Cottrill grew up in a family of musicians, and was naturally drawn to the performing arts himself from a an early age. He spent his years toying with the guitar, plunking at the piano and singing, and had the familiar background of church gospel in his life. But it was as he entered into his teenage years that music took a more serious role in his life – or as serious as a teenager can get, he adds.
“I spent a lot of time writing songs just playing back songs that really spoke to me, plus stuff from the Beatles, Bob Dylan, Johnny Cash, Beach Boys,” he says.
For Cottrill, it was these artists ability to speak to their listeners that inspired his writing as a folk rock performer.
“A lot of really classic artists I find were just brilliant writers, performers, interpreters. You know, communicators. Really just people who are just so talented speaking to the human heart. Stuff that had real authenticity to it,” he says.

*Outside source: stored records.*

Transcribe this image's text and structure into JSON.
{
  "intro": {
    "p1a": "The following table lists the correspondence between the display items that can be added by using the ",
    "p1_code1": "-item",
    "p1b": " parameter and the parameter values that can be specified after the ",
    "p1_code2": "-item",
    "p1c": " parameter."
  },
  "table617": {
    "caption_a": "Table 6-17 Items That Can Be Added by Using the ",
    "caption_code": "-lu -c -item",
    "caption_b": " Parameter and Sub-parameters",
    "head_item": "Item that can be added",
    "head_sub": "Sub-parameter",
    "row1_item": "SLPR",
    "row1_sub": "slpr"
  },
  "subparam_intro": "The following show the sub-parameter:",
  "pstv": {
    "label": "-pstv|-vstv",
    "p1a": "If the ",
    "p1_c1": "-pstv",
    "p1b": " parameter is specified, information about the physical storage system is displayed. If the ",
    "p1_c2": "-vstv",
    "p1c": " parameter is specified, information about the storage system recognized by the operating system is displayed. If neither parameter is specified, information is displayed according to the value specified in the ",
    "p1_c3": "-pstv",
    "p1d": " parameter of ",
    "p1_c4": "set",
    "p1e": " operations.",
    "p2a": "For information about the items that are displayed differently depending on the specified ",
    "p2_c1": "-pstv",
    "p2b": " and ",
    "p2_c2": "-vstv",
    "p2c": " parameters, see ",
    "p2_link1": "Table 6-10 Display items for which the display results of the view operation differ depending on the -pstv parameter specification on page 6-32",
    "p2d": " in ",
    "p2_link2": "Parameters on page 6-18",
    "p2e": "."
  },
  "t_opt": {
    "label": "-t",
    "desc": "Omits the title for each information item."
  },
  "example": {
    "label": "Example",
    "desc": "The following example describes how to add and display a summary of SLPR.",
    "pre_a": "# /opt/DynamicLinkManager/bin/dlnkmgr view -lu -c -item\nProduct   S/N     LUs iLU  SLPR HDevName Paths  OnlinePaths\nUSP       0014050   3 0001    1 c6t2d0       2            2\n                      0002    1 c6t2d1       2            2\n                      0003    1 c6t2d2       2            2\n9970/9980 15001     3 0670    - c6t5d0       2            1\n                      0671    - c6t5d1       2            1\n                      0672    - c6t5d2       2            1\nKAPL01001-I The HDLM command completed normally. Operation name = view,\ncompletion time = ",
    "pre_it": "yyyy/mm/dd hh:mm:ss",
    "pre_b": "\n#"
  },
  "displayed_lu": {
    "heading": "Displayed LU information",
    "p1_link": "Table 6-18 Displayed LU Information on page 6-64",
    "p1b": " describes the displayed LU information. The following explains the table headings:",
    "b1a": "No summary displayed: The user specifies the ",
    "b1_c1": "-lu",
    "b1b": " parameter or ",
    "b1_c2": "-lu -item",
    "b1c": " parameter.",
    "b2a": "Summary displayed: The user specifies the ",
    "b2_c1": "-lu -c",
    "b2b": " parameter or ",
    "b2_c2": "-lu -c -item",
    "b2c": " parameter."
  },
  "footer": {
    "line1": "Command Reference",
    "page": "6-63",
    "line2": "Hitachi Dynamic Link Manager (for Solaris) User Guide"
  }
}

It’s that universality of spirit that he says he hopes to bring to his own music.
“I want people to feel understood. And I think that’s kind of the ultimate purpose of the music I write,” he says.
Playing and practicing as a youth, Cottrill soon found a modest bit of stardom courtesy of the Wellesley Idol competition.
“Eventually from years and years of writing towards the end of high school, my first, probably reasonably big thing was Wellesley Idol, which is right in the district here.”
In 2014, Cottrill entered in the contest and won, marking his first real foray into the realm of professional music.
“That was kind of the first opportunity – and I mean, it was just to show that this actually could be bigger than myself,” he says. “It’s the kind of thought that, no this doesn’t just have to be a dream. It’s not just a hobby. This could be something bigger.”
But if Wellesley Idol was that first important step, it was Cottrill’s success the following year as a finalist in the RBC Emerging Artist contest that showed him, for the first time, that being a musician was a viable career for him.
He was still in high school and had just moved to B.C. when he got the news.
“Suddenly I get an email that says they’re flying me back to Toronto and sticking me in a hotel, and I get to meet with all these Universal music executive folk, and talk music, talk biz’, and get some mentorship time. And a little financial help, which is always nice for the working class musician. So that was amazing,” he says of the experience.
“And typically you don’t get flown into hotels and flights and all those things, but when it happens it’s a pat on the back, that’s like ‘OK, keep going. Keep going forward.’”
Encouraged and enthusiastic, Cottrill carried through on that momentum, with his most recent EP Spice-Box released in June.
He’ll be touring and playing at some local venues in the region before heading back to his home in B.C., but those that don’t catch Cottrill in the act can still find his music online on most major platforms, including Bandcamp.com.
“It’s a beautiful, beautiful journey. It just takes a little bit of work,” he says.